La signalisation ferroviaire
Anecdotes
Lentilles coniques
Durant la Seconde Guerre Mondiale, on installait un cône de couleur au lieu d'un simple cercle de couleur dans les signaux. Cela donnait un faisceau ultra-concentré, et donc très difficile à percevoir autrement que d'une locomotive sur la voie. Cette mesure visait à empêcher, en cas d'une éventuelle attaque aérienne sur les États-Unis, d'apercevoir les signaux ferroviaire du ciel et ainsi s'en servir comme repère pour attaquer les lignes ferroviaires!
Pyrex
Le verre Pyrex, aussi connu sous le nom de borosillicate, réputé pour sa très grande résistance aux changements de température vient directement du monde de la signalisation ferroviaire. Deux inventeurs New-Yorkais y ont travaillé à sa création dès la fin des 1800. Le brevet de Eugene Sullivan et William Taylor fut déposé entre 1915 et 1920. Ils répondaient ainsi à un problème majeur: celui où les lentilles de chemin de fer cassait rapidement. Pourquoi les lentilles cassaient-elles si rapidement? Les signaux étaient souvent équipés de lampe à l'huile, et l'hiver, le verre froid, lorsque exposé devant la flamme, éclatait. Durant ces années, plusieurs chemins de fer utilisaient encore la lumière blanche pour signifier "Avancer", et la verte pour le "Stop". La vitre verte, supposée donner un stop, devenait ainsi transparente (car comme il n'y avait plus de verre dans le socle, on voyait la flamme nue), et donnait une indication de voie libre, avec les conséquences qu'on peut imaginer!
Vitesse de clignotement.
Un système hollandais (maintenant désuet) avait un aspect où la lumière jaune clignotait à 75 coups par minutes, et ou un autre aspect, pouvant être affiché par le même signal, où la lumière clignotait à 180 coups par minutes.
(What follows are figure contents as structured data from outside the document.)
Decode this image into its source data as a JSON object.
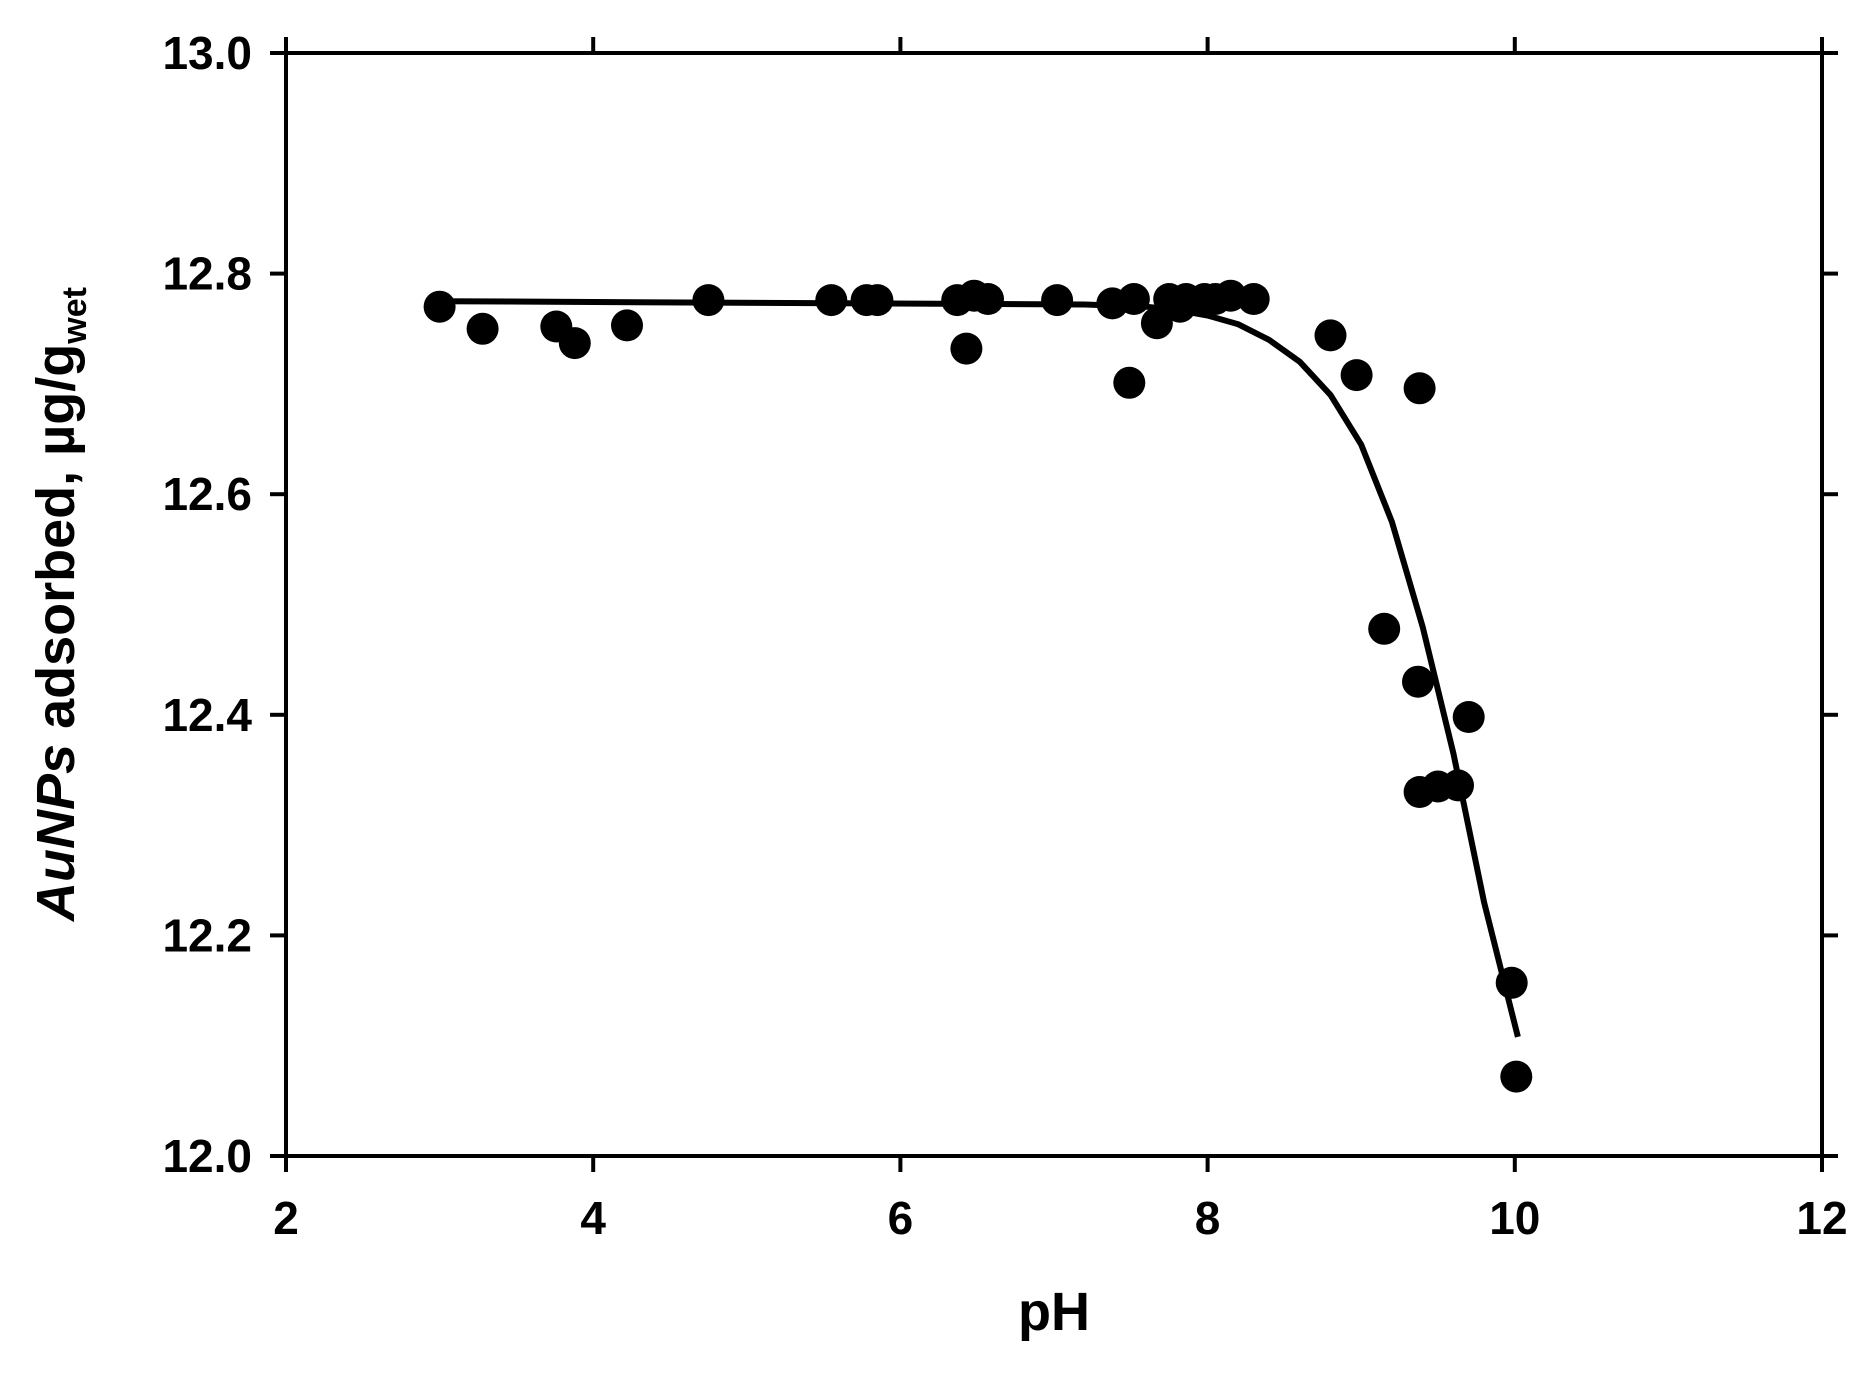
{
  "chart_data": {
    "type": "scatter",
    "xlabel": "pH",
    "ylabel": {
      "italic": "AuNPs",
      "text": " adsorbed, µg/g",
      "subscript": "wet"
    },
    "xlim": [
      2,
      12
    ],
    "ylim": [
      12.0,
      13.0
    ],
    "x_ticks": [
      "2",
      "4",
      "6",
      "8",
      "10",
      "12"
    ],
    "y_ticks": [
      "12.0",
      "12.2",
      "12.4",
      "12.6",
      "12.8",
      "13.0"
    ],
    "grid": false,
    "legend": "none",
    "marker_color": "#000000",
    "series": [
      {
        "type": "scatter",
        "points": [
          {
            "x": 3.0,
            "y": 12.77
          },
          {
            "x": 3.28,
            "y": 12.75
          },
          {
            "x": 3.76,
            "y": 12.752
          },
          {
            "x": 3.88,
            "y": 12.737
          },
          {
            "x": 4.22,
            "y": 12.753
          },
          {
            "x": 4.75,
            "y": 12.776
          },
          {
            "x": 5.55,
            "y": 12.776
          },
          {
            "x": 5.78,
            "y": 12.776
          },
          {
            "x": 5.85,
            "y": 12.776
          },
          {
            "x": 6.37,
            "y": 12.776
          },
          {
            "x": 6.43,
            "y": 12.732
          },
          {
            "x": 6.48,
            "y": 12.78
          },
          {
            "x": 6.57,
            "y": 12.777
          },
          {
            "x": 7.02,
            "y": 12.776
          },
          {
            "x": 7.38,
            "y": 12.773
          },
          {
            "x": 7.49,
            "y": 12.701
          },
          {
            "x": 7.52,
            "y": 12.777
          },
          {
            "x": 7.67,
            "y": 12.755
          },
          {
            "x": 7.75,
            "y": 12.777
          },
          {
            "x": 7.82,
            "y": 12.77
          },
          {
            "x": 7.86,
            "y": 12.777
          },
          {
            "x": 7.98,
            "y": 12.777
          },
          {
            "x": 8.05,
            "y": 12.777
          },
          {
            "x": 8.15,
            "y": 12.78
          },
          {
            "x": 8.3,
            "y": 12.777
          },
          {
            "x": 8.8,
            "y": 12.744
          },
          {
            "x": 8.97,
            "y": 12.708
          },
          {
            "x": 9.38,
            "y": 12.696
          },
          {
            "x": 9.15,
            "y": 12.478
          },
          {
            "x": 9.37,
            "y": 12.43
          },
          {
            "x": 9.38,
            "y": 12.33
          },
          {
            "x": 9.5,
            "y": 12.335
          },
          {
            "x": 9.63,
            "y": 12.336
          },
          {
            "x": 9.7,
            "y": 12.398
          },
          {
            "x": 9.98,
            "y": 12.157
          },
          {
            "x": 10.01,
            "y": 12.072
          }
        ]
      },
      {
        "type": "line",
        "points": [
          {
            "x": 3.0,
            "y": 12.775
          },
          {
            "x": 7.2,
            "y": 12.772
          },
          {
            "x": 7.6,
            "y": 12.77
          },
          {
            "x": 7.8,
            "y": 12.767
          },
          {
            "x": 8.0,
            "y": 12.762
          },
          {
            "x": 8.2,
            "y": 12.754
          },
          {
            "x": 8.4,
            "y": 12.74
          },
          {
            "x": 8.6,
            "y": 12.72
          },
          {
            "x": 8.8,
            "y": 12.69
          },
          {
            "x": 9.0,
            "y": 12.645
          },
          {
            "x": 9.2,
            "y": 12.575
          },
          {
            "x": 9.4,
            "y": 12.48
          },
          {
            "x": 9.6,
            "y": 12.365
          },
          {
            "x": 9.8,
            "y": 12.23
          },
          {
            "x": 10.02,
            "y": 12.108
          }
        ]
      }
    ]
  }
}
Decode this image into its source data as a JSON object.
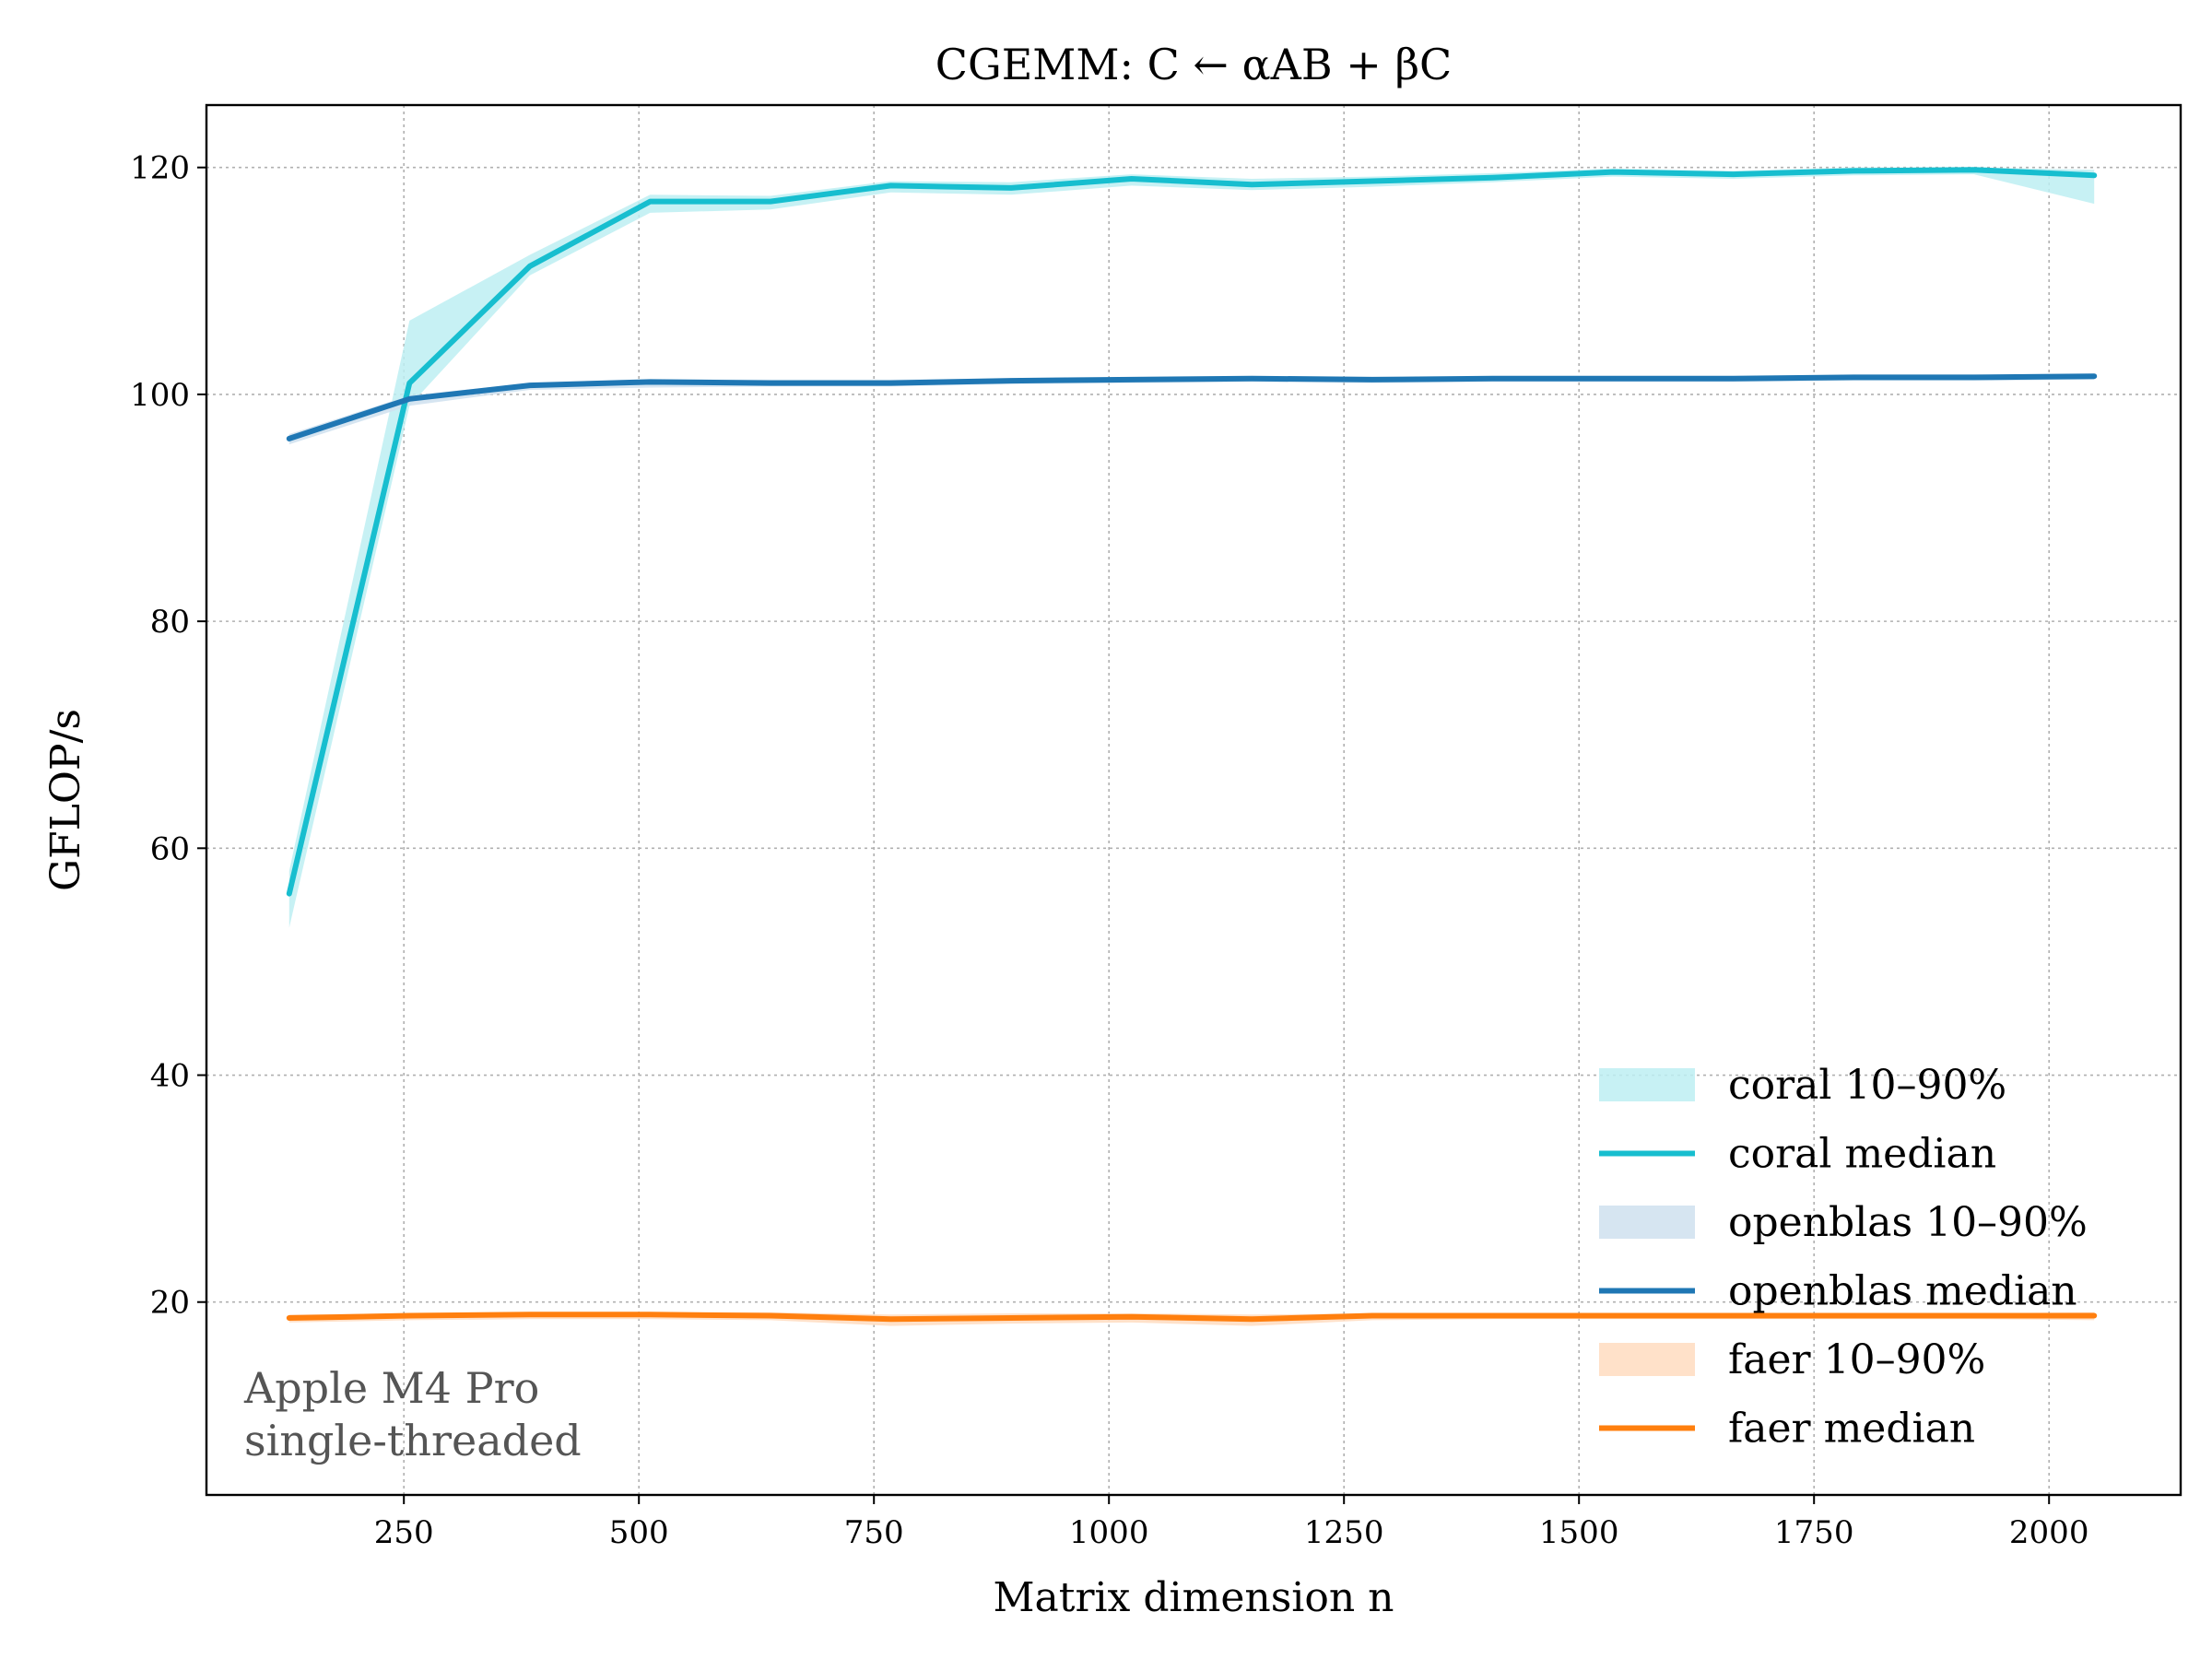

Aucun autre cas de ce genre n'est connu. La différence entre les deux aspects tenait uniquement de la cadence de clignotement.

Signaux lumineux
Les sémaphores mécaniques ont un système de moteur, bras et tiges d'acier. Autant de pièce qui peuvent briser. Mais alors, pourquoi a-t'on utiliser ce système pendant des années, au lieu de se servir (comme c'est le cas aujourd'hui) uniquement de lumières? Après tout, les lumières sont beaucoup plus facile à remplacer... La question se pose, d'autant plus que les sémaphores ont longtemps été équipés de lumières. C'est à n'y rien comprendre! En fait, les sémaphores mécaniques ont été équipés de lumières pour répondre à problème bien simple, celui de la visibilité nocturne. À l'opposé, le soleil du jour éblouissait tellement les lumières de l'époque, qu'il était impossible de lire la couleur de ces dernières. Ce n'est quà la fin de la première guerre mondiale que fut développé des ampoules beaucoup plus lumineuses, qui permettaient de voir la couleur du signal même en plein jour. Cette invention a donné les signaux modernes que nous connaissons aujourd'hui.
Peinture

Dans les années 1880, années où tous et chacun inventaient souvent n'importe quoi, un homme d'affaires qui venait de commercialier les premières peintures au phosphore (phosphorescente) suggéra que les mâts des signaux ferroviaires soient peint en vert phosphorescent pour être vu la nuit, de même que l'intérieur des tunnels!


Au lieu de la lampe

Dans la deuxième moitié du 19e siècle, un inventeur suggéra que les lampes incendscentes (qui avaient inventées à peine 50 ans plus tôt) soit remplacées par des tubes à décharge Geissler (néon). Un autre suggéra que des jets de gaz écrivent le mot "Danger" en lettre de feu sur le signal lorsque celui-ci donnait un signal d'arrêt. Deux inventions qui n'ont jamais été plus loin que la table à dessin.